Out at the airport it’s worse, of course. All activity and all conversation stop as we watch planes land. When Lisa and Rio hear a radio call on our scanner, they spring out of the hangar like a twin-headed jack-in-the-box to watch the show. Luckily, that’s a somewhat rare occurrence at our sleepy little airport, but at busy airports, two pilots can spend the whole day together, get nothing done, and never say more than seventeen words to each other between sunrise and sunset.

We pilots also watch planes takeoff, of course. And we watch them taxi. Heck, we even stare at them refueling, or just parked on the ramp. It’s more than professional interest.
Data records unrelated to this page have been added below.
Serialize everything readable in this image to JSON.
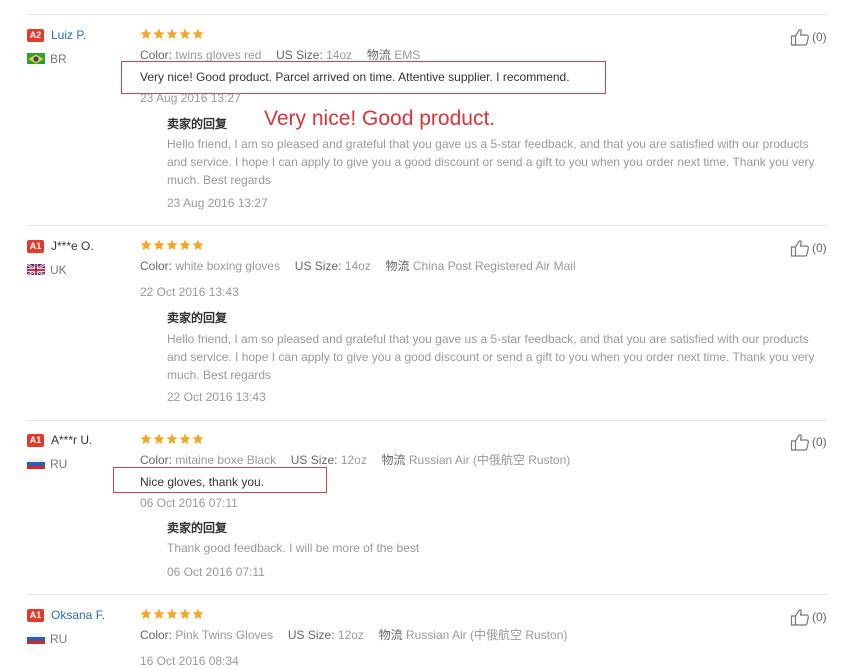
{
  "reviews": [
    {
      "badge": "A2",
      "name": "Luiz P.",
      "name_is_link": true,
      "flag": "br-flag",
      "country": "BR",
      "rating": 5,
      "color_label": "Color:",
      "color_value": "twins gloves red",
      "size_label": "US Size:",
      "size_value": "14oz",
      "logistics_label": "物流",
      "logistics_value": "EMS",
      "comment": "Very nice! Good product. Parcel arrived on time. Attentive supplier. I recommend.",
      "date": "23 Aug 2016 13:27",
      "reply_title": "卖家的回复",
      "reply_text": "Hello friend, I am so pleased and grateful that you gave us a 5-star feedback, and that you are satisfied with our products and service. I hope I can apply to give you a good discount or send a gift to you when you order next time. Thank you very much. Best regards",
      "reply_date": "23 Aug 2016 13:27",
      "likes": "(0)"
    },
    {
      "badge": "A1",
      "name": "J***e O.",
      "name_is_link": false,
      "flag": "uk-flag",
      "country": "UK",
      "rating": 5,
      "color_label": "Color:",
      "color_value": "white boxing gloves",
      "size_label": "US Size:",
      "size_value": "14oz",
      "logistics_label": "物流",
      "logistics_value": "China Post Registered Air Mail",
      "comment": "",
      "date": "22 Oct 2016 13:43",
      "reply_title": "卖家的回复",
      "reply_text": "Hello friend, I am so pleased and grateful that you gave us a 5-star feedback, and that you are satisfied with our products and service. I hope I can apply to give you a good discount or send a gift to you when you order next time. Thank you very much. Best regards",
      "reply_date": "22 Oct 2016 13:43",
      "likes": "(0)"
    },
    {
      "badge": "A1",
      "name": "A***r U.",
      "name_is_link": false,
      "flag": "ru-flag",
      "country": "RU",
      "rating": 5,
      "color_label": "Color:",
      "color_value": "mitaine boxe Black",
      "size_label": "US Size:",
      "size_value": "12oz",
      "logistics_label": "物流",
      "logistics_value": "Russian Air (中俄航空 Ruston)",
      "comment": "Nice gloves, thank you.",
      "date": "06 Oct 2016 07:11",
      "reply_title": "卖家的回复",
      "reply_text": "Thank good feedback. I will be more of the best",
      "reply_date": "06 Oct 2016 07:11",
      "likes": "(0)"
    },
    {
      "badge": "A1",
      "name": "Oksana F.",
      "name_is_link": true,
      "flag": "ru-flag",
      "country": "RU",
      "rating": 5,
      "color_label": "Color:",
      "color_value": "Pink Twins Gloves",
      "size_label": "US Size:",
      "size_value": "12oz",
      "logistics_label": "物流",
      "logistics_value": "Russian Air (中俄航空 Ruston)",
      "comment": "",
      "date": "16 Oct 2016 08:34",
      "likes": "(0)"
    }
  ],
  "overlay_text": "Very nice! Good product.",
  "colors": {
    "badge": "#e43a2b",
    "star": "#f5a623",
    "link": "#2a6cb5",
    "annotation_red": "#d0454d"
  },
  "icons": {
    "like": "thumbs-up-icon",
    "star": "star-icon"
  }
}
It’s vaguely voyeuristic. Watching planes makes us happy. Some pilots, ones who don’t fly much themselves and have gotten dangerously rusty, even seem to like watching planes more than actually flying them.

I’ll bet that’s why some smart entrepreneur—whose name is lost to the mists of time—opened the first airport restaurant. It wasn’t to feed the traveling public waiting on their flights. It was to take advantage of a group of people who loved airplanes too much to go home for lunch. No advertising required. Just set up some chairs at a window facing the runway and light up the grill. Build it and they will come.

Back on my porch, the high-flying airplane is disappearing over the far side of the dome of the sky, the heartbeat drone of the engine fading away into the distance. My spirit flutters back down from the sky like an autumn leaf, and returns to my body.  I sigh, and pick up my book again.

Yeah. Watching airplanes. We pilots can’t help ourselves.